No Soy También Capaz de Ganar un Grande

Translation:  I Also Am Unable to Win a Major

“No soy capaz de ganar un grande,” is what golfer Sergio Garcia said to Spanish reporters last Saturday after the third round of the Masters, the first major tournament of the year.

“After 13 years, today was the day when I realized, I am not capable of winning a major,” the 32-year-old said.  “That’s the reality.  I’m not good enough, and now I know it.  I have been trying for 13 years and I don’t feel capable of winning,” he said.  “I had my chances and opportunities and I wasted them.  I have no more options.  I wasted my options.”

“If I felt like I could win, I would do it,” he continued.  “I can’t really play much better than I played this week, and I’m going to finish 13th or 15th.  What does that show you?”

For the world of sports, let alone any highly-visible endeavor, this is pretty amazing stuff.  Here is a golfer (widely regarded as “the best player never to have won a major”) telling the public he does not expect to win, when winning is the only thing anyone remembers. ¹

In our culture, athletes are not allowed to admit the possibility of losing.  Just imagine the fallout if Tom Brady, quarterback for the New England Patriots, were to say to the press he was “no longer capable of winning a Super Bowl.”  Mr.
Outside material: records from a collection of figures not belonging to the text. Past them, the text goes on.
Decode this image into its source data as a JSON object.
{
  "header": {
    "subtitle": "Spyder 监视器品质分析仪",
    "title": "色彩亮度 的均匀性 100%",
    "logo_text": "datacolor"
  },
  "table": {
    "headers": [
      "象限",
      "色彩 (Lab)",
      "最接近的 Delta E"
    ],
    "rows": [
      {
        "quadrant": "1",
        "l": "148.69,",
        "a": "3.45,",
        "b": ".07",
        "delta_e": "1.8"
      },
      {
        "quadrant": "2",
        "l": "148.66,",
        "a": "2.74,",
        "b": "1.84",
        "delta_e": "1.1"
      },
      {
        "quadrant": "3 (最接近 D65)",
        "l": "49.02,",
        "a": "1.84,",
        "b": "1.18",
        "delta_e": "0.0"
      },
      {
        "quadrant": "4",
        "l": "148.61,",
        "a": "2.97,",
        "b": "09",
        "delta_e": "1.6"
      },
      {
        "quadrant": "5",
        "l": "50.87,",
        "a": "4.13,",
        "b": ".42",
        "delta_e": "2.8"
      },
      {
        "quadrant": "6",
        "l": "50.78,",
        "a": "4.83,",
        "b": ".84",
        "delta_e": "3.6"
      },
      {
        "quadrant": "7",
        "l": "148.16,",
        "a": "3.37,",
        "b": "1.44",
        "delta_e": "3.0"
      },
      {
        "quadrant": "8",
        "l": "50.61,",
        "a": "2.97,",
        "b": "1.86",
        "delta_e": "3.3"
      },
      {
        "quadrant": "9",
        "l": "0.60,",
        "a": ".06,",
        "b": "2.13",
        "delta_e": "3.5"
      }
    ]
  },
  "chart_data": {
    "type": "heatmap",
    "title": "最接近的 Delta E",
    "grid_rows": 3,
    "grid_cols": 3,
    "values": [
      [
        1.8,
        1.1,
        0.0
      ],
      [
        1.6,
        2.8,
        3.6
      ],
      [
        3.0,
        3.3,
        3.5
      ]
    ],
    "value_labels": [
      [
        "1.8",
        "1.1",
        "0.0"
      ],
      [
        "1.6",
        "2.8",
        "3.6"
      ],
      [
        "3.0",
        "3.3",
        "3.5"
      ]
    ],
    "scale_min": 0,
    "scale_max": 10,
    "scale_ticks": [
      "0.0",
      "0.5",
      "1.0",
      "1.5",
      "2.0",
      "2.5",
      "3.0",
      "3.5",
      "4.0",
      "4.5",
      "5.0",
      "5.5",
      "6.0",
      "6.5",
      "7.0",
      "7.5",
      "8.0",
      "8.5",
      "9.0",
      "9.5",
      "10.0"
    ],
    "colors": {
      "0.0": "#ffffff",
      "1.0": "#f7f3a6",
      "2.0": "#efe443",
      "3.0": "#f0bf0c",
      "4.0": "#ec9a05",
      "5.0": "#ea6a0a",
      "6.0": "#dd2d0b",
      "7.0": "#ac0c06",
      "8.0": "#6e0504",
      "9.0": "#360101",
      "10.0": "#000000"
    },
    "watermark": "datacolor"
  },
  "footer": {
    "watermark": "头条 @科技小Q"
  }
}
Brady would be on the next plane back home to California.  This would also be true for any other player on any other team.

But professional golf is not a team sport: Sergio is self-employed, so he can’t be fired for not being fired up.  He can keep making good money on the tour as long as he plays decently. ² He has to answer only to his sponsors, his fans and himself.

Most Americans would respond to Sergio’s self-assessment in one of the following ways:

• Sergio, you need to identify the problem with your game and keep working on it.
• Sergio, you are just ensuring that you won’t win, with that kind of defeatist attitude.
• Sergio, you should never have admitted it.  Your fellow golfers will eat you alive out there.
• Sergio, are you depressed?  You sound like an eighty-year-old man.
• Sergio, say goodbye to your endorsements.  No one wants to buy golf gear from a loser.
• Sergio Garcia.  You’re no Seve Ballasteros.  You’re just a whiner.  Get over yourself.

But I applaud Sergio.  He did something very courageous.  He evaluated his place in the sport and his prospects for success with cold honesty.  He confronted his own limitations.  He freed himself from the expectations of the press, the public and his own past.  To me, this speaks of maturity.

At age 26, in what would be the final edition of my underground magazine, I wrote this:

I know this:
no one will discover me
these words will die
syndication will not befall me
I must be satisfied with small worlds
I will write failure's handbook
more pages to decay, undisturbed

I was not a professional writer, and I had (unrealistic) ideas about what I would be able to accomplish creatively.  My 1979 poetic self-assessment is certainly more drama-soaked and depressing than Garcia’s, but I was talking to myself — he was speaking to the world.

Our achievement culture tends to treat any acknowledgement of personal limitations as “throwing in the towel.”  It is an arrogant stance, believing one can do anything.  It is also rather sad, when one is confined by narrow definitions of success, accomplishment and personal satisfaction.  First place is not the only worthwhile place.

I don’t know what kind of person Sergio Garcia is in private life (not that I care to judge).   But for his realism and candor, I hereby present to Mr. Garcia the trophy for Honorary 100 Billionth Person of 2012.  We are both unable to win a major.  Congratulations.


¹ Besides choking, that is.  Everyone also remembers when a golfer chokes and then loses. Just ask Jean van de Velde, who had a three-shot lead on the last hole of the British Open.

² At the end of 2011, Ricky Barnes was the 134th-ranked golfer in the world. He finished in third-place once and fourth twice, in 23 events.  He earned over $950,000 last year.

³ In spite of its length, the only possible category for this essay was One Foot Putts.